Julius had just been at poor Mrs. Fuller’s, trying to help her to put her complicated affairs in order, so as to be ready for a move as soon as one daughter, who had the fever slightly, could be taken away, and he was driving home again, when he overtook Mrs. Duncombe and offered her a lift, for her step was weary.  She was indeed altered, pale, with cheek-bones showing, and all the lustre and sparkle gone out of her, while her hat was as rigidly dowdy as Miss Slater’s.

She roused herself to ask feebly after the remaining patients.

“Cecil is really getting better at last,” he said.  “Her father wants to take her to Portishead next week.”

“And young Bowater?”

“No change.  His strength seems to be going.”

“I wouldn’t pity him,” sighed Bessie Duncombe; “he has only seen the best end of life, and has laid it down for something worth!  I’m sure he and your brother are the enviable ones.”

“Nay, Mrs. Duncombe, you have much to work for and love in this life.”

“And I must go away from everything just as I had learnt to value it.  Bob has taken a house at Monaco, and writes to me to bring the children to join him there!”

“At Monaco?”

“At Monaco!  Yes, and I know that it is all my own fault.  I might have done anything with him if I had known how.  But what could you expect?  I never saw my mother; I never knew a home; I was bred up at a French school, where if one was not a Roman Catholic there was not a shred of religion going.  I married after my first ball.  Nobody taught me anything; but I could not help having brains, so I read and caught the tone of the day, and made my own line, while he went on his.”

“And now there is a greater work for you to do, since you have learnt to do it.”

“Ah! learnt too late.  When habits are confirmed, and home station forfeited—What is there left for him or my poor boys to do?”

“A colony perhaps—”

“Damaged goods,” she said, smiling sadly.

“Then are you going?”

“As soon as I have seen this fever out, and can dispose of the things here.  I have just been to Moy’s office to see about getting rid of the lease.”

“Is Mr. Moy come home?”

“Yes.  Have you not heard?”

“What?—Not the fever?”

“No.  Worse I should say.  Gussie has gone off and got married to Harry Simmonds.”
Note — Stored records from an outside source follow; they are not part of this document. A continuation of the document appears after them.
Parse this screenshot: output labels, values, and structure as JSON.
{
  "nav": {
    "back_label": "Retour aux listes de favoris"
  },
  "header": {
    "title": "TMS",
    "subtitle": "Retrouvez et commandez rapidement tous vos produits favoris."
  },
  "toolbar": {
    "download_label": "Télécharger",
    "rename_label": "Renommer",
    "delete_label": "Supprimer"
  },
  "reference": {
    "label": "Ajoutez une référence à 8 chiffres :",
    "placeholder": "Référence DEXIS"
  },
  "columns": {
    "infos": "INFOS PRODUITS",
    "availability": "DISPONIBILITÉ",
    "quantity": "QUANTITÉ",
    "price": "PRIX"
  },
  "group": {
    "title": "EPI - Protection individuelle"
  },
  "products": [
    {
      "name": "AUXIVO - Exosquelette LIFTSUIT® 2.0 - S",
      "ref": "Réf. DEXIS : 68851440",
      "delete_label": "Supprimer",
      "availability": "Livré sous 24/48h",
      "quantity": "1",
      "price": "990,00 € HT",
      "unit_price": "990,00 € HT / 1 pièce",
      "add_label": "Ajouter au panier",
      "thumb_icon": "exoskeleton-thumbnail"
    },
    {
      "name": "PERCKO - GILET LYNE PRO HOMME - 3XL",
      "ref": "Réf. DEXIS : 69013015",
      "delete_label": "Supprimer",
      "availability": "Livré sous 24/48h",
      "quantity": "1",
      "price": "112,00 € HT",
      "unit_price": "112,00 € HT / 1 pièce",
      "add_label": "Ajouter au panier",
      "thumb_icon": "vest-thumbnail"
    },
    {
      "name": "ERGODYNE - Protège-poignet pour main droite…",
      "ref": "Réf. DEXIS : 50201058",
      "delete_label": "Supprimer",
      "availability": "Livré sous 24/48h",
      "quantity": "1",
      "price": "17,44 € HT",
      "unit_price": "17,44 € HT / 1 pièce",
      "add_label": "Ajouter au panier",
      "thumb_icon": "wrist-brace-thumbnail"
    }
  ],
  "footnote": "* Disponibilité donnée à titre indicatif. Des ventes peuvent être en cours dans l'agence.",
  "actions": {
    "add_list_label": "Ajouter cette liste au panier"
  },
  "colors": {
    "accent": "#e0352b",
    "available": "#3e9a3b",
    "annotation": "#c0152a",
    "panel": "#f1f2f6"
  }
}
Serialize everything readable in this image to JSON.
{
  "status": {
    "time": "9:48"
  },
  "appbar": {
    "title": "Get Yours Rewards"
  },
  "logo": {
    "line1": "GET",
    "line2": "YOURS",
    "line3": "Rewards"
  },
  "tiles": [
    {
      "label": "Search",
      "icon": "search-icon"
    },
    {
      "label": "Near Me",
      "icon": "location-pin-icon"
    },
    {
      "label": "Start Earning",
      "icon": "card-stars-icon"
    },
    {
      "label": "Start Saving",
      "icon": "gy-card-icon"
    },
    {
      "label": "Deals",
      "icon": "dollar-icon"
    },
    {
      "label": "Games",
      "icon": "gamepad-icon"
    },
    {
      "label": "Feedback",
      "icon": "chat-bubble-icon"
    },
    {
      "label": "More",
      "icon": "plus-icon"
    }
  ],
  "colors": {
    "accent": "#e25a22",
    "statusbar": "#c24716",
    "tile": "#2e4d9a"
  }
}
“The man at the training stables?”

“Yes.  They put up their banns at the Union at Brighton, and were married by the Registrar, then went off to Paris.  They say it will kill her mother.  The man is a scoundrel, who played Bob false, and won largely by that mare.  And the girl has had the cheek to write to me,” said Mrs. Duncombe, warming into her old phraseology—“to me!—to thank me for opportunities of meeting, and to tell me she has followed up the teaching of last year.”

“What—the rights of women?”

“Ay.  This is a civil marriage—not mocking her with antiquated servile vows,” she says.  “Ah, well, it was my doing, I suppose.  Clio Tallboys held forth in private, I believe, to poor Gussie, on theories that were mere talk in her, but which this poor girl has taken in earnest.”

“Very sad earnest she may find it, I fear.  Can I do anything for you?” as they reached the gate of Aucuba Villa.

“No, thank you, unless to get the house off my hands.”

“You are alone.  Will you not come and spend the evening with us?”

“That is very kind, but I have too much to do, and besides, Sister Margaret is coming to spend the night with me.”

“I am glad to hear it.”

“Yes, Mr. Charnock, I trust I have learnt something in this spell of work.  I’ve not been for nothing in such scenes with those Sisters and young Bowater.  I’m more ignorant than half the poor things that I’ve heard talk of their faith and hope; but I see it is not the decorous humbug it once looked like.  And now that I would have learnt, here I go to Monaco.”